Les petits investisseurs pourraient être les plus dangereux

C’est d’autant plus vrai que la plus grande menace pour Ghelamco ne vient pas des grands créanciers, mais des petits investisseurs. Si ceux-ci ne sont pas remboursés à temps, ils seront les premiers à exiger leur argent. Un constat qui souligne la fragilité de la situation actuelle.

Pour éviter leur courroux, Paul Gheysens, à 70 ans, semble prêt à revoir sa stratégie. Le fait qu’il y ait moins de mégaprojets et davantage de partenariats est un réel changement de cap pour un entrepreneur habitué à voir grand. « C’est comme si notre usine tournait depuis quatre ans sans pouvoir vendre », résume Gheysens dans De Standaard, conscient que l’avenir de Ghelamco dépendra de sa capacité à trouver rapidement des liquidités. Et alors que les délais se rapprochent à grands pas, les défis à relever ne semblent que plus immenses. 

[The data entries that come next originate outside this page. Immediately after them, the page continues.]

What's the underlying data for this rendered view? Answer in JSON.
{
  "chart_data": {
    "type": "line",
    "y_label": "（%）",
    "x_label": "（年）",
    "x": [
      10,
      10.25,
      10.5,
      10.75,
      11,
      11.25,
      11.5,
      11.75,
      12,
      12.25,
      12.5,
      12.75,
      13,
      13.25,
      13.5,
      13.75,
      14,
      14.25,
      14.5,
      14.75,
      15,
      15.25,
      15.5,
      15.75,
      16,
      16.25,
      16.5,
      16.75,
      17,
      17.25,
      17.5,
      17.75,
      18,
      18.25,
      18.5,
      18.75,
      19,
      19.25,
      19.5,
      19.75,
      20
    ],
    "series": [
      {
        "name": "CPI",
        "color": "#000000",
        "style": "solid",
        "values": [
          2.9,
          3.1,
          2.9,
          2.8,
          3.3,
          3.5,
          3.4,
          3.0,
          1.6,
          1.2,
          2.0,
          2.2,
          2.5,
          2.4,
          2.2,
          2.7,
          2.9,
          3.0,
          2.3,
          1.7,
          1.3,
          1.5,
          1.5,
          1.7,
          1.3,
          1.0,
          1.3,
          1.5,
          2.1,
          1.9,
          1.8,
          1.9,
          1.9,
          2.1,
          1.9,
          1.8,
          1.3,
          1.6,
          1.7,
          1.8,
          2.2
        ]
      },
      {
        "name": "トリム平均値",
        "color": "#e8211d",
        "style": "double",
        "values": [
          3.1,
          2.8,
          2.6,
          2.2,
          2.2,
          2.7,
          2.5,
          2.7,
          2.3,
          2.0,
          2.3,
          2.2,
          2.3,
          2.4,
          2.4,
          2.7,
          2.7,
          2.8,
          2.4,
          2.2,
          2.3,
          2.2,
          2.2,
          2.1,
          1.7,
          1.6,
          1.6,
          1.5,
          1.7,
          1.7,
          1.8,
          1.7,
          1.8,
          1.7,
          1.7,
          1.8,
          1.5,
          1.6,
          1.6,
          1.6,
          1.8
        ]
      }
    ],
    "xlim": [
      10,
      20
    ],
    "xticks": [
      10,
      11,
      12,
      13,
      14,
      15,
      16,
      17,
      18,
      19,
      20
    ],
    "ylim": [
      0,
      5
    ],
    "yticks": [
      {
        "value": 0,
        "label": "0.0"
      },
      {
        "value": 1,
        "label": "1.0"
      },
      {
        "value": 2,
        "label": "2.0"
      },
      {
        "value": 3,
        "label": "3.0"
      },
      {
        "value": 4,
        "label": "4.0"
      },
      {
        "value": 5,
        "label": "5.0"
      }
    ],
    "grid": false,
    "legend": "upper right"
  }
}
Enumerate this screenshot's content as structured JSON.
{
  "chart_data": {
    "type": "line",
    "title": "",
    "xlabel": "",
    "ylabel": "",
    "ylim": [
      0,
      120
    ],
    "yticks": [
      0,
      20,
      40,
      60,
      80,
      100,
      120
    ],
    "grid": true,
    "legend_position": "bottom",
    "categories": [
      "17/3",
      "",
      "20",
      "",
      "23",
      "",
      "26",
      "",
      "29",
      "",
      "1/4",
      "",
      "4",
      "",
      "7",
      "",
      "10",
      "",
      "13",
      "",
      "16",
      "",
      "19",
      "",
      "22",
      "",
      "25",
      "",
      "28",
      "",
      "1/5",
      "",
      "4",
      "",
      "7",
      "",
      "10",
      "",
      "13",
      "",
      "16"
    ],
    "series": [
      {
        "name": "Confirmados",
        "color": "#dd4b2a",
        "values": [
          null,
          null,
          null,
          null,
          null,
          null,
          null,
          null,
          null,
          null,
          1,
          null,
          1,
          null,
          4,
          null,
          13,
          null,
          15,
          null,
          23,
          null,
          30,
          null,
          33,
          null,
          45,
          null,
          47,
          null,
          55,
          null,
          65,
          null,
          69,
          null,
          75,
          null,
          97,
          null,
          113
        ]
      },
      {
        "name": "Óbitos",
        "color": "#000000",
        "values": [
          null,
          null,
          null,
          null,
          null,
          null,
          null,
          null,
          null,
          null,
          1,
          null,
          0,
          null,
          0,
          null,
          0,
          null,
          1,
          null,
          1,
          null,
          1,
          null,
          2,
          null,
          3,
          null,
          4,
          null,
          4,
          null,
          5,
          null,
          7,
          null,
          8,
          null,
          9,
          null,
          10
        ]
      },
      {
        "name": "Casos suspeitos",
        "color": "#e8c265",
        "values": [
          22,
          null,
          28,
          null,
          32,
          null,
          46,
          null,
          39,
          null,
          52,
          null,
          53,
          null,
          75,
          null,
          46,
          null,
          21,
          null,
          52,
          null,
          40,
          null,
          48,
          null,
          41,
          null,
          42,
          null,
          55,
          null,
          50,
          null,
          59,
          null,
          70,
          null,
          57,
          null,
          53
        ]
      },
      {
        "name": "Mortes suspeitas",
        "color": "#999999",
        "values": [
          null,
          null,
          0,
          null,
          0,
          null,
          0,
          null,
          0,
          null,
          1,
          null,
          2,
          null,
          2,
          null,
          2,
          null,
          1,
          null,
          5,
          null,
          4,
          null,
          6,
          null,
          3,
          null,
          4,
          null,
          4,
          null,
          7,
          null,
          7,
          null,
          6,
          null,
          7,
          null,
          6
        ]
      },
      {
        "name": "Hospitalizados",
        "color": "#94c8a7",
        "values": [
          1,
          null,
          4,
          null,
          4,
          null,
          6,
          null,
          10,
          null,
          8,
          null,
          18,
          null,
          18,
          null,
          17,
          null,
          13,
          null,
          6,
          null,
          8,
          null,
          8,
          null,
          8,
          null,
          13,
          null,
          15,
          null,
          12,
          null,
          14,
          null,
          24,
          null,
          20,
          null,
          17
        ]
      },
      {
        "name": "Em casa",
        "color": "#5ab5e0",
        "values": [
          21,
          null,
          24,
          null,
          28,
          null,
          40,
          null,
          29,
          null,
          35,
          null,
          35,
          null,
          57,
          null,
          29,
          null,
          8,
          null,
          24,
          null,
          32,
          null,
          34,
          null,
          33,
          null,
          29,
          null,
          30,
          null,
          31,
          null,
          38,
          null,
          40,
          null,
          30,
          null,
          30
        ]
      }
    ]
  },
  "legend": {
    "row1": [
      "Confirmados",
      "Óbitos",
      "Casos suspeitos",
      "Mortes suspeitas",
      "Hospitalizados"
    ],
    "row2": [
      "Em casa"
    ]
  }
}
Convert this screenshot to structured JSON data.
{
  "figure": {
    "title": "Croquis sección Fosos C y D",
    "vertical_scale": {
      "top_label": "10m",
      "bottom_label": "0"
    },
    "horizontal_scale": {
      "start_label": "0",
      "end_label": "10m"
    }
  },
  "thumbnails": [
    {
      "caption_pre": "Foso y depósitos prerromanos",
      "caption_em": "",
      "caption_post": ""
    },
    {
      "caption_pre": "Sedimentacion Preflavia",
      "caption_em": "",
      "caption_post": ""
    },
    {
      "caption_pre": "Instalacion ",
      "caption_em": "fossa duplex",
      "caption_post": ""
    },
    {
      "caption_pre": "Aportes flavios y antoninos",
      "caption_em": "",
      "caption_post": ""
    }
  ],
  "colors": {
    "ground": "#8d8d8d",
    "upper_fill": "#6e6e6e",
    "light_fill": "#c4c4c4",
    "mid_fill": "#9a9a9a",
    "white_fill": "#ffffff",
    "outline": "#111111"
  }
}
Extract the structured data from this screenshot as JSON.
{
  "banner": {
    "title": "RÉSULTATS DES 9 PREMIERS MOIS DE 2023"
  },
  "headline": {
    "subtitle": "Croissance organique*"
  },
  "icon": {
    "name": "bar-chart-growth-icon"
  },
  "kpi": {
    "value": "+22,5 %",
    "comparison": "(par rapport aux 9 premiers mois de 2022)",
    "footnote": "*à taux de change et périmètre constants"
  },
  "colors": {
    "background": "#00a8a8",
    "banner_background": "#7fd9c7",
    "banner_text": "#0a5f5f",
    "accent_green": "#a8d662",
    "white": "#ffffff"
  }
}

Derrière Ghelamco se cache surtout un self-made-man, Paul Gheysens. Ce fils d’agriculteur de Saint-Jean, près d’Ypres, a commencé comme paysagiste. Aux abris de jardin ont succédé les étables, puis les bâtiments industriels. L’entreprise de construction Ghelamco voit le jour en 1985. En 1991, peu après la chute du mur de Berlin, Paul Gheysens s’installe en Pologne, pays qui est aujourd’hui le plus grand marché du groupe. L’homme serait bien plus un entrepreneur qu’un gestionnaire. Le célèbre investisseur flamand est un fan de l’équipe de football de la métropole, ainsi qu’un administrateur de la société Royal Antwerp FC.
Au sein des holdings Ghelamco Group et International Real Estates Services, seuls des membres de la famille siègent au conseil d’administration. Celle-ci est l’unique actionnaire de l’empire immobilier.